AI video intelligence analysis market
Traditional players in the AI video intelligent analytics market include Cisco, Avigilon, AxisCommunications, Aventura Systems, Genetec, IBM, IntelliVision, Bosch Security, huawei, etc. The video analytics market is divided into services and software. Most companies focus on creating video analytics products (services) that can be consumed or software (software) that the products need to succeed.
The most common scenario applications in the video analytics market involve security: event detection, intrusion management, population statistics, traffic monitoring, automatic license plate Recognition (ANPR), facial recognition, AR, attitude estimation, and so on. In addition, AI video intelligent analysis technology is also playing an important role in retail, medical and hotel scenarios.
Recently, new computer vision platforms have been introduced to the market, allowing companies to offer customized video analytics applications. Video analytics solutions built using low-code development platforms help enterprises adopt custom video analytics solutions while providing the power, speed, simplicity, and flexibility of off-the-shelf software solutions.
The technology in TSINGSEE Video is worth mentioning because it will guide the development of the entire video analytics software field.
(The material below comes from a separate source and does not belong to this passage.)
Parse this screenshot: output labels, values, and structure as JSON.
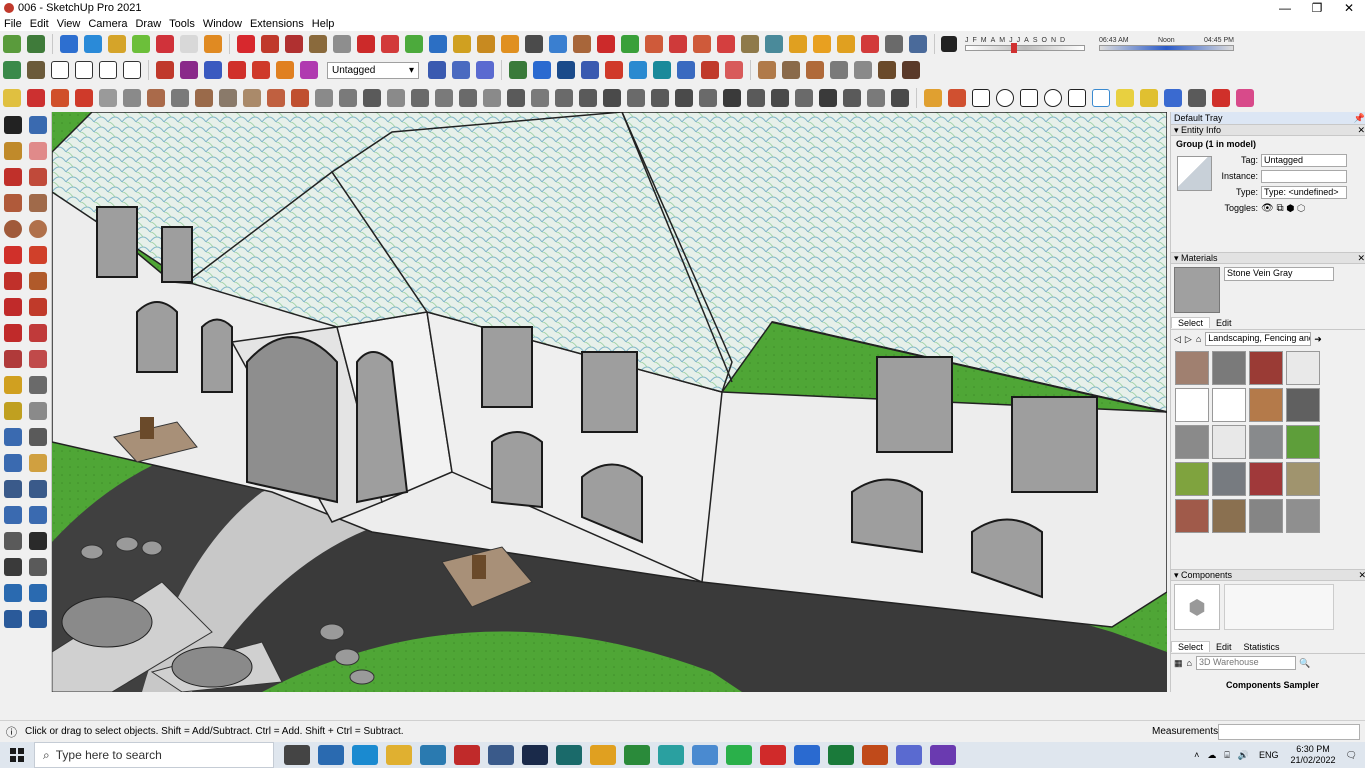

Combined with years of technical experience in the video field, the deployed Al algorithm is used to process a large number of smart camera video sources in real time to achieve massive video access, intelligent analysis and processing capabilities. At present, EasyCVR has achieved face detection, traffic statistics, vehicle detection, license plate recognition and other AI intelligent recognition technology research and development, and is widely used in traffic, logistics, security, fire and other scenarios. In the future, TSINGSEE Video will provide more industry solutions based on deep learning video analysis.